Pela primeira vez, o documento considera os padrões estabelecidos em resolução do Conselho Nacional do Meio Ambiente (Conama) publicada em 2024, que atualizou os limites nacionais e definiu etapas de transição até a adoção dos parâmetros recomendados pela Organização Mundial da Saúde (OMS).
A análise inclui indicadores como ozônio, monóxido de carbono, dióxido de nitrogênio, dióxido de enxofre e diferentes tipos de material particulado. Entre as substâncias avaliadas, apenas o monóxido de carbono e o dióxido de nitrogênio permaneceram, na maior parte do tempo, dentro dos limites intermediários definidos pela regulamentação, com ultrapassagens pontuais.
As demais substâncias monitoradas registraram níveis acima dos padrões intermediários previstos na norma. Segundo o relatório, a maioria dos poluentes foi avaliada com base no padrão intermediário 2, em vigor desde janeiro.
O gerente de natureza do Instituto Alana e ex-conselheiro do Conama, JP Amaral, afirmou que os limites atuais refletem parâmetros próximos aos já atendidos pelos estados.
“A maioria dos poluentes foi avaliada de acordo com o padrão intermediário 2, que ficou valendo a partir de janeiro deste ano, e ele é estabelecido como um padrão dentro do que os estados já estavam atendendo basicamente”, disse.
Tendências observadas
Os dados indicam tendência de aumento em diferentes poluentes.
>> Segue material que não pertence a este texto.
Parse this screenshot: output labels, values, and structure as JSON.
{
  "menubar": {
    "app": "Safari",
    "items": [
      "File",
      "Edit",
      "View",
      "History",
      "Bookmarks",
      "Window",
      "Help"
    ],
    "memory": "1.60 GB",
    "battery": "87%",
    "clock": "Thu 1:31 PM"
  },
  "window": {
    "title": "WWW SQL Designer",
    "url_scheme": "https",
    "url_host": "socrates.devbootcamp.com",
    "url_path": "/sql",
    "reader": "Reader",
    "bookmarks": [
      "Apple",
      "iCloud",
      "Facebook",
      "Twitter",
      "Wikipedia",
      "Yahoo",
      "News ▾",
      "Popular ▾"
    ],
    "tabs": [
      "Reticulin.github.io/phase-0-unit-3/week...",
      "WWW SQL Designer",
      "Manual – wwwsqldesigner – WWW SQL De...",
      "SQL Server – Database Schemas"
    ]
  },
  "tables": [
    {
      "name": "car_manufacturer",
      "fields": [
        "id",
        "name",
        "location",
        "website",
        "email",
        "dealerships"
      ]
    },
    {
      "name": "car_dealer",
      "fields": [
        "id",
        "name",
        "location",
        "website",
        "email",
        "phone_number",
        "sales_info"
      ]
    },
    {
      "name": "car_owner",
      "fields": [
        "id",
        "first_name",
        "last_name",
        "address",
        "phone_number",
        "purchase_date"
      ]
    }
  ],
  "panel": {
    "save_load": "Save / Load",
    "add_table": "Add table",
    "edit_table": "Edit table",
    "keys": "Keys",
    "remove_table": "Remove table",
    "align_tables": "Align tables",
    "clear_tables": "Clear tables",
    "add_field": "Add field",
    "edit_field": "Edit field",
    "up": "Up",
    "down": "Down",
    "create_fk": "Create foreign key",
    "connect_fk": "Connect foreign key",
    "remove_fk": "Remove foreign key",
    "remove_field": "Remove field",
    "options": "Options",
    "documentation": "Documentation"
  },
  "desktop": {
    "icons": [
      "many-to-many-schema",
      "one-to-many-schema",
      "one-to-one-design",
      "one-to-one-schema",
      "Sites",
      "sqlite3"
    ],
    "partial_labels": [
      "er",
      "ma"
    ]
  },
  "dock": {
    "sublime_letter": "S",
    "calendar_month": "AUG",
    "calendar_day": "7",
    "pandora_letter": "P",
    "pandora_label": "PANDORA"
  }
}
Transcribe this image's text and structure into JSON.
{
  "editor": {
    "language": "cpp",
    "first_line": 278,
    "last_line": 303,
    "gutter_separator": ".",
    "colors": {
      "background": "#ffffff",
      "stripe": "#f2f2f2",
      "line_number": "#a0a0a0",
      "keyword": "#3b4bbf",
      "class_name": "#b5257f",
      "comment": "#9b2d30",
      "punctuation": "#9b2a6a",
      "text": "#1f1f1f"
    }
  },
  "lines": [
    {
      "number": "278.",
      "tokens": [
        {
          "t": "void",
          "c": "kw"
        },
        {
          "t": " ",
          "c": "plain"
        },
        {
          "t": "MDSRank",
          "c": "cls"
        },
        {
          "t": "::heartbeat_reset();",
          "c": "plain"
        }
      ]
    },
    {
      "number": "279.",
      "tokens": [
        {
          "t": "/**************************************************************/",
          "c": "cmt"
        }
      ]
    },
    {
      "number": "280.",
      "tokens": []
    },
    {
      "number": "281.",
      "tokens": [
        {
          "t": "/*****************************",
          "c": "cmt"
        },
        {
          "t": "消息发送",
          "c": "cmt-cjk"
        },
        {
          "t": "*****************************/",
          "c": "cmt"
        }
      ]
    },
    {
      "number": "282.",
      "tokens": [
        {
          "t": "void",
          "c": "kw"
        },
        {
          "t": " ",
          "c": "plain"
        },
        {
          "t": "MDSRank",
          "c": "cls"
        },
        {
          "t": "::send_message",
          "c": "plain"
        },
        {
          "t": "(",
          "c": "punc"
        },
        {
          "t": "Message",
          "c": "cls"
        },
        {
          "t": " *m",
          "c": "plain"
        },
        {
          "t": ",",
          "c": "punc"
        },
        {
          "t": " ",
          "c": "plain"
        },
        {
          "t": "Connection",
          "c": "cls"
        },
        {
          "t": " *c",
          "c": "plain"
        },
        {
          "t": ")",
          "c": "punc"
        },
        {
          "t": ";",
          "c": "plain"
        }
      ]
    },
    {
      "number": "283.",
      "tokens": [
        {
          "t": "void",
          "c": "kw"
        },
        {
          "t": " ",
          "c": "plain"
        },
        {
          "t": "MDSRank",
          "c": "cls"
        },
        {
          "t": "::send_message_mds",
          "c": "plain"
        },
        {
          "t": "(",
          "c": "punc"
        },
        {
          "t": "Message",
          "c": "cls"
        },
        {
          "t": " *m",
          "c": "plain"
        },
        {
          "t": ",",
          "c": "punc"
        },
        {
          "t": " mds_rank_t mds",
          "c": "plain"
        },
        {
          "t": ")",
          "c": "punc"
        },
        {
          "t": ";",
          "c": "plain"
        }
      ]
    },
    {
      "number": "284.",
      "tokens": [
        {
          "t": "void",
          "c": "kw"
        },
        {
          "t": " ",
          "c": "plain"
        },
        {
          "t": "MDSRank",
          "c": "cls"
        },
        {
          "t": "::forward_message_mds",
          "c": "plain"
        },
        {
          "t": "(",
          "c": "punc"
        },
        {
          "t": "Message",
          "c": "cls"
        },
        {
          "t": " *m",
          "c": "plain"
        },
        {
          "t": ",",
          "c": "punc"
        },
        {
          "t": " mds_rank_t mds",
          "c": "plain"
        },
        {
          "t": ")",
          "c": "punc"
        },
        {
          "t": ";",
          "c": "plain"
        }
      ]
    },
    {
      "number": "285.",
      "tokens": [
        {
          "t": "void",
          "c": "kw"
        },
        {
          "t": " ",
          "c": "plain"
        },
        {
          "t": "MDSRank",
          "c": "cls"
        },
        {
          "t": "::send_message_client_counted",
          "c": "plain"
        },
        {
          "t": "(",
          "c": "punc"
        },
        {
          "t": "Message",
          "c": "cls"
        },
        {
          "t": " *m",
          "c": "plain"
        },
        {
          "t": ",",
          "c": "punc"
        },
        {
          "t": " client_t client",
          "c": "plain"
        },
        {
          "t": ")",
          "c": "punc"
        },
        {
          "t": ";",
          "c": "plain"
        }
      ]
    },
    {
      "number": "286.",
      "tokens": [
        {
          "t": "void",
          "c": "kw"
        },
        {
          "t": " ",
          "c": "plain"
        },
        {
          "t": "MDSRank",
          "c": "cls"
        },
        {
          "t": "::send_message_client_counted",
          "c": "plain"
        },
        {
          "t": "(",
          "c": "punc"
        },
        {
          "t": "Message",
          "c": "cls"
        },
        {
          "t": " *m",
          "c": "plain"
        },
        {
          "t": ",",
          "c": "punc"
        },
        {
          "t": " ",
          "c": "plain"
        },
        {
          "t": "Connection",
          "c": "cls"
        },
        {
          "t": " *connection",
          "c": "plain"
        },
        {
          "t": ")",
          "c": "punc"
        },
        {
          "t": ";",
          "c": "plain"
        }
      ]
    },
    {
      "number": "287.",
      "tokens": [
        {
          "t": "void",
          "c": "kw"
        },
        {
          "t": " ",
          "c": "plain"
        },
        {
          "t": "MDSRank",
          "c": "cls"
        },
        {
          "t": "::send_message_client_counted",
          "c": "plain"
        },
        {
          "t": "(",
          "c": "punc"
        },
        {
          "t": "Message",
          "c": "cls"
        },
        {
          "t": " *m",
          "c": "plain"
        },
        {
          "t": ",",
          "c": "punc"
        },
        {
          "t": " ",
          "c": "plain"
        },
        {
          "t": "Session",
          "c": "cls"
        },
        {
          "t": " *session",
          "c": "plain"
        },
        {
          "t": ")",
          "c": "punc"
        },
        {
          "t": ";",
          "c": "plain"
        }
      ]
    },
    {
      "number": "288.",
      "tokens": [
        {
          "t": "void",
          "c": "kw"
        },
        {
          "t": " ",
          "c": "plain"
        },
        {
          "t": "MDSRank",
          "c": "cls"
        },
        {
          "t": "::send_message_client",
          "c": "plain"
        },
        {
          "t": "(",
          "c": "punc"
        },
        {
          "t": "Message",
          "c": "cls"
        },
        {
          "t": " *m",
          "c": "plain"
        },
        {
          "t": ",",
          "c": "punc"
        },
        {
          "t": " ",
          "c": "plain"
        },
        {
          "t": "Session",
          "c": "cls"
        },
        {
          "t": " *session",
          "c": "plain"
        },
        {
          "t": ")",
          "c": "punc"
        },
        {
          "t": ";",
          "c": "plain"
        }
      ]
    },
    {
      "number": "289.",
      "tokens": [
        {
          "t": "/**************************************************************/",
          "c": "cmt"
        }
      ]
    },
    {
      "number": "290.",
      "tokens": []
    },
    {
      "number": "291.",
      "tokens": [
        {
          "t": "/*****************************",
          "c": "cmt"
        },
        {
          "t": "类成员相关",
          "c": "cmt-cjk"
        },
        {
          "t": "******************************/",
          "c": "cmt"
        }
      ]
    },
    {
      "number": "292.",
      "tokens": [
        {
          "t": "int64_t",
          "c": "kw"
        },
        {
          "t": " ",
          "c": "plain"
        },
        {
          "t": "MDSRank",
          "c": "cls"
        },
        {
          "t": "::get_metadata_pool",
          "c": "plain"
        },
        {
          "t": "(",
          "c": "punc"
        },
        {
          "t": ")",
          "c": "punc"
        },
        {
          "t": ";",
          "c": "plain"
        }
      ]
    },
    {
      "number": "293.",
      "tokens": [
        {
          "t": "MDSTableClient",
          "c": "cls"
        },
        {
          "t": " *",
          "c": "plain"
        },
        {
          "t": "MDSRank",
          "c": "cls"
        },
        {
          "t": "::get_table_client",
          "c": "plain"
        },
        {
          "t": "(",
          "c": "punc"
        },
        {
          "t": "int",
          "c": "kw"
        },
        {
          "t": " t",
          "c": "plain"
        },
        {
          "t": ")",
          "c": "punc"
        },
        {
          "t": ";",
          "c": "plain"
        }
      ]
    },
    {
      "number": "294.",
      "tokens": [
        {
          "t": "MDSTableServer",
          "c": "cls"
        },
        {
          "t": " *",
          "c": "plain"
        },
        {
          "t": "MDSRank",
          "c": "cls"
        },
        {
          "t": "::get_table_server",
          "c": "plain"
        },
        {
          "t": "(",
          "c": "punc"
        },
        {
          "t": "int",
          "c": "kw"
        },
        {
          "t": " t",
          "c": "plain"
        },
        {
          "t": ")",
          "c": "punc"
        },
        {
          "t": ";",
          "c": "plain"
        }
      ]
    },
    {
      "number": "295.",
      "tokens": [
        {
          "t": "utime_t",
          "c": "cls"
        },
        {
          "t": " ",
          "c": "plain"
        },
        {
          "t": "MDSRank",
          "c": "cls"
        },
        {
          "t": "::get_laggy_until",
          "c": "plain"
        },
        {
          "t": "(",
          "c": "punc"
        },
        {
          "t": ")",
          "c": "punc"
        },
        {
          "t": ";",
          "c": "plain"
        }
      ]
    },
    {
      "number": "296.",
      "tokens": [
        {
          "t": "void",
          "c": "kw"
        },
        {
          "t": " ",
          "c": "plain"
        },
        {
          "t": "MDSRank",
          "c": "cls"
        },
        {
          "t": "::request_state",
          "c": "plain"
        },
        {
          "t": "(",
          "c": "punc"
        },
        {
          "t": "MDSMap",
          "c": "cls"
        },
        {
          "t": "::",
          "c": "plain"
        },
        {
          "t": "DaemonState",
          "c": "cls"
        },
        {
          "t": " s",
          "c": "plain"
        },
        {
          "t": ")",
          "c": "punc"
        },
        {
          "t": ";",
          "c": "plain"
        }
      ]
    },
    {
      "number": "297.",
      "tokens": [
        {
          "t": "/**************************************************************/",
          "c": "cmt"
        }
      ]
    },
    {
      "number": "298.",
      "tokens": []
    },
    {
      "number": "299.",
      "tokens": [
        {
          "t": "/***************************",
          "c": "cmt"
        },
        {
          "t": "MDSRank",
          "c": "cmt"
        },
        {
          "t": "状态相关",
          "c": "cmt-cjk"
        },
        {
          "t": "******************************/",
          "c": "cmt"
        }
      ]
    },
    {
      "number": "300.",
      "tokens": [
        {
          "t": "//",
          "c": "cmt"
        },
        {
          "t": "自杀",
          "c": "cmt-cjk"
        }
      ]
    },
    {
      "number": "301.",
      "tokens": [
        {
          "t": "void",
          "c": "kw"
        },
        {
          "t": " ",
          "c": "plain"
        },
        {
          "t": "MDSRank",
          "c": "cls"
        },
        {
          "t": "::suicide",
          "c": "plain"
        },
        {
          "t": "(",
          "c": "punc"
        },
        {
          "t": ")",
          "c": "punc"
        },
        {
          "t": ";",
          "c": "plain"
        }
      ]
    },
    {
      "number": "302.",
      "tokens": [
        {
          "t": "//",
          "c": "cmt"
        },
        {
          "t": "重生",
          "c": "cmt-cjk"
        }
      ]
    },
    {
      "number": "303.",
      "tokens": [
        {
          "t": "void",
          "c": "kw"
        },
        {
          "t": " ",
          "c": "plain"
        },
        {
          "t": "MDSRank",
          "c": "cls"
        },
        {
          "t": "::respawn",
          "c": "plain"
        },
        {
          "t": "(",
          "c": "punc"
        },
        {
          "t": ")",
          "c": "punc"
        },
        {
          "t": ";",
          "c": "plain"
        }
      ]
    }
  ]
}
A concentração de ozônio apresentou crescimento médio de até 11% das medições em 2024, com registros mais elevados em Minas Gerais e também em estações do Rio de Janeiro, Espírito Santo e Bahia.
O monóxido de carbono apresentou aumento de até 17%, com registros no Rio Grande do Sul e também em localidades do Rio de Janeiro e Pernambuco. Já o dióxido de nitrogênio registrou crescimento de até 22% em estações do Rio de Janeiro, com tendência semelhante em São Paulo, Espírito Santo, Minas Gerais e Bahia.
O dióxido de enxofre teve aumento de até 16% em estações do Espírito Santo, além de registros de crescimento no Rio de Janeiro e em Minas Gerais.
O material particulado fino apresentou tendência de redução de até 8,4% em estações de São Paulo. Já o material particulado inalável registrou aumento de até 8% em uma estação localizada em Minas Gerais.
O relatório aponta a necessidade de fortalecimento dos planos estaduais de gestão da qualidade do ar, com medidas de controle de emissões e ampliação do monitoramento.
Monitoramento
O documento também reúne dados sobre a rede nacional de monitoramento da qualidade do ar, que conta atualmente com 570 estações. O número representa aumento de 19% em relação a 2023 e de 44% na comparação com 2022.
Apesar da ampliação, o relatório identifica limitações no envio de informações pelos estados ao Sistema Nacional de Gestão da Qualidade do Ar (MonitorAr). Entre as estações cadastradas, 21 não tiveram o status informado e outras 75 aparecem como inativas.
Segundo o relatório, inconsistências no envio de dados podem ter influenciado comparações com anos anteriores, já que variações nem sempre indicam instalação ou desativação de estações.
Para JP Amaral, o levantamento representa avanço na organização das informações sobre qualidade do ar no país, após a criação da Política Nacional de Qualidade do Ar em 2024. Ele defendeu a atualização de programas e a definição de parâmetros para níveis críticos de poluição, além de planos de contingência para episódios extremos.